Again, this code is amazingly compact and elegant.

When we're going through the demo step by step maybe you, you can see that the

underlying computation is actually kind of complex.

But, but, recursion and the graph-processing API that we set up

provides a compact and easy to understand implementation.

So that's using DFS to find connector components and then to return the idea of

a given vertex, just look at up in the array and to return then our components

just you can count and then you can build up the needed connectivity API from those.

So that's depth first search to find connected components.

I will just talk briefly about two applications from scientific applications.

So here's an application of sexually transmitted diseases at a high school.

And, simply the vertices are people, blue are men and pink are women.

And you I have an edge between if there was a contact.

And so it's obvious that you're going to be interested in connective components of

this graph. To be able to properly study sexually

transmitted diseases. These individuals had no contact with

these. Then, the, whichever one has the disease,

maybe it won't spread. Or if you add a new edge, then maybe you

have a problem. That's just one example of studying the

spread of disease. Here's another example that we use, for,

for that's similar to the flood fill example.

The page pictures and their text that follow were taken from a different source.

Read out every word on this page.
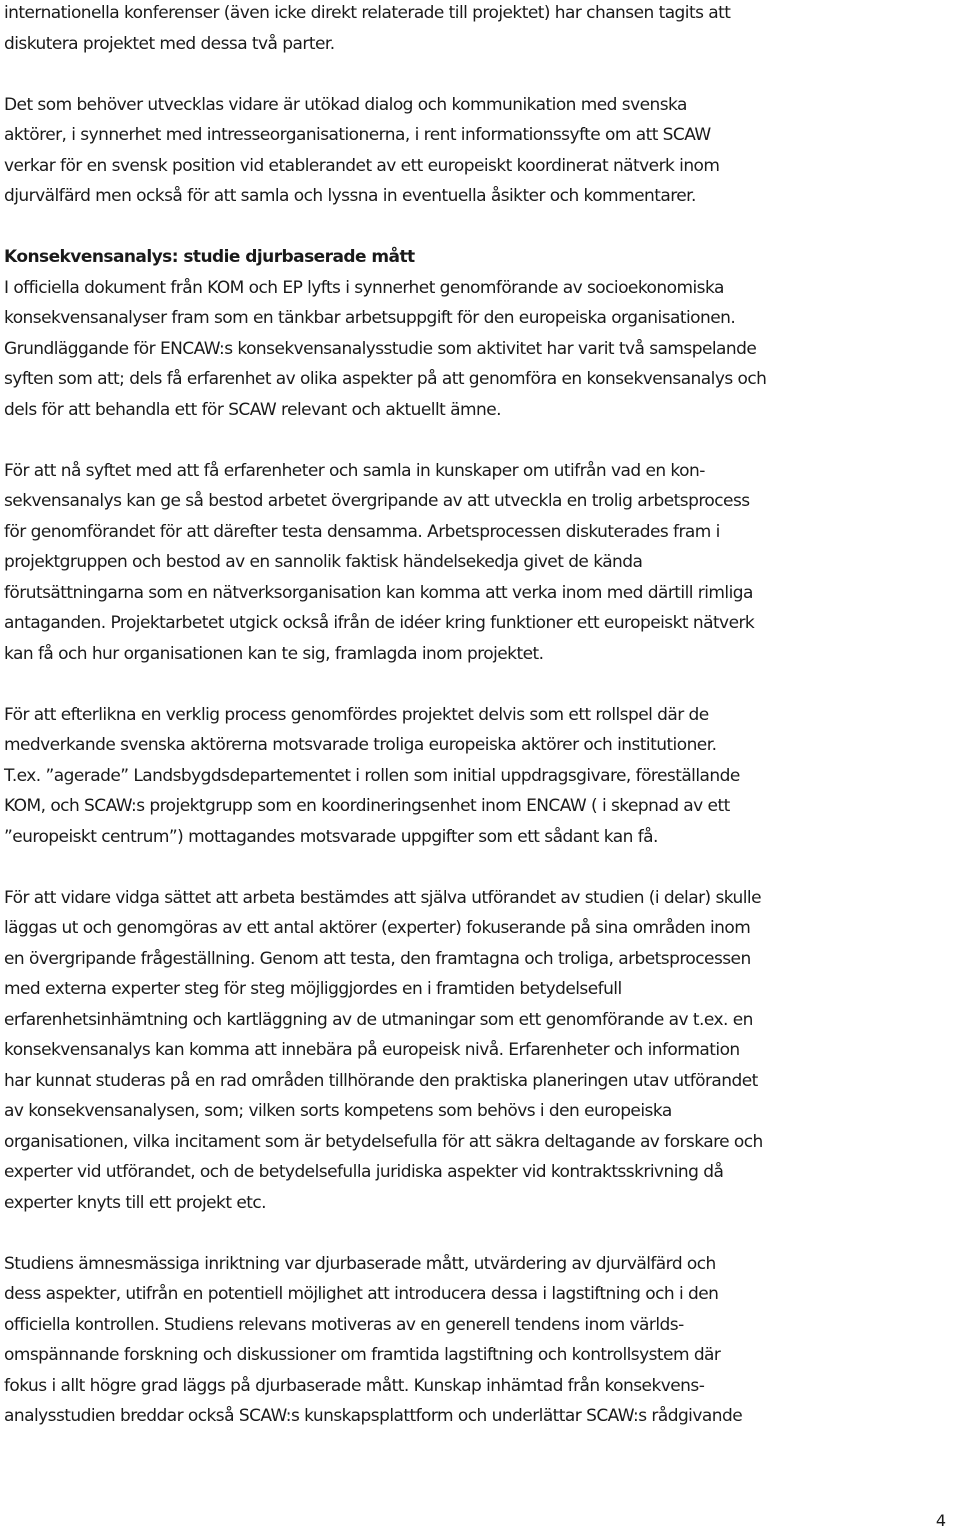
internationella konferenser (även icke direkt relaterade till projektet) har chansen tagits att
diskutera projektet med dessa två parter.
Det som behöver utvecklas vidare är utökad dialog och kommunikation med svenska
aktörer, i synnerhet med intresseorganisationerna, i rent informationssyfte om att SCAW
verkar för en svensk position vid etablerandet av ett europeiskt koordinerat nätverk inom
djurvälfärd men också för att samla och lyssna in eventuella åsikter och kommentarer.
Konsekvensanalys: studie djurbaserade mått
I officiella dokument från KOM och EP lyfts i synnerhet genomförande av socioekonomiska
konsekvensanalyser fram som en tänkbar arbetsuppgift för den europeiska organisationen.
Grundläggande för ENCAW:s konsekvensanalysstudie som aktivitet har varit två samspelande
syften som att; dels få erfarenhet av olika aspekter på att genomföra en konsekvensanalys och
dels för att behandla ett för SCAW relevant och aktuellt ämne.
För att nå syftet med att få erfarenheter och samla in kunskaper om utifrån vad en kon-
sekvensanalys kan ge så bestod arbetet övergripande av att utveckla en trolig arbetsprocess
för genomförandet för att därefter testa densamma. Arbetsprocessen diskuterades fram i
projektgruppen och bestod av en sannolik faktisk händelsekedja givet de kända
förutsättningarna som en nätverksorganisation kan komma att verka inom med därtill rimliga
antaganden. Projektarbetet utgick också ifrån de idéer kring funktioner ett europeiskt nätverk
kan få och hur organisationen kan te sig, framlagda inom projektet.
För att efterlikna en verklig process genomfördes projektet delvis som ett rollspel där de
medverkande svenska aktörerna motsvarade troliga europeiska aktörer och institutioner.
T.ex. ”agerade” Landsbygdsdepartementet i rollen som initial uppdragsgivare, föreställande
KOM, och SCAW:s projektgrupp som en koordineringsenhet inom ENCAW ( i skepnad av ett
”europeiskt centrum”) mottagandes motsvarade uppgifter som ett sådant kan få.
För att vidare vidga sättet att arbeta bestämdes att själva utförandet av studien (i delar) skulle
läggas ut och genomgöras av ett antal aktörer (experter) fokuserande på sina områden inom
en övergripande frågeställning. Genom att testa, den framtagna och troliga, arbetsprocessen
med externa experter steg för steg möjliggjordes en i framtiden betydelsefull
erfarenhetsinhämtning och kartläggning av de utmaningar som ett genomförande av t.ex. en
konsekvensanalys kan komma att innebära på europeisk nivå. Erfarenheter och information
har kunnat studeras på en rad områden tillhörande den praktiska planeringen utav utförandet
av konsekvensanalysen, som; vilken sorts kompetens som behövs i den europeiska
organisationen, vilka incitament som är betydelsefulla för att säkra deltagande av forskare och
experter vid utförandet, och de betydelsefulla juridiska aspekter vid kontraktsskrivning då
experter knyts till ett projekt etc.
Studiens ämnesmässiga inriktning var djurbaserade mått, utvärdering av djurvälfärd och
dess aspekter, utifrån en potentiell möjlighet att introducera dessa i lagstiftning och i den
officiella kontrollen. Studiens relevans motiveras av en generell tendens inom världs-
omspännande forskning och diskussioner om framtida lagstiftning och kontrollsystem där
fokus i allt högre grad läggs på djurbaserade mått. Kunskap inhämtad från konsekvens-
analysstudien breddar också SCAW:s kunskapsplattform och underlättar SCAW:s rådgivande
4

And this is processing data from a scientific experiment.

And in, in this case this image is comes from a photograph.

And the white things are particles that are moving.

And all we get is a image where it's a grey scale image.

And so, what we'll do to do this processing is, we want to identify the

movement of these particles over time. And the way we do it is build a grid

graph, like the one for the flood fill application and do an edge connecting two

vertices. If they're different,

He said their gray scale values is greater than less than some threshold.

And so then if you do that, and then find the connective components, then you can

identify blobs which correspond to real particles in this simulation.

And they do that every frame in a movie, then you can track moving particles over

time. So these are maybe fairly high resolution

images. These are graphs with lots and lots of

edges, and you need to be able to do this computation quickly in order to do this

scientific experiment. And we'd use this as an example.

Example in our first year programming course it is based on computing connected

components using depth-first search. So that's our third example of a graph

processing algorithm.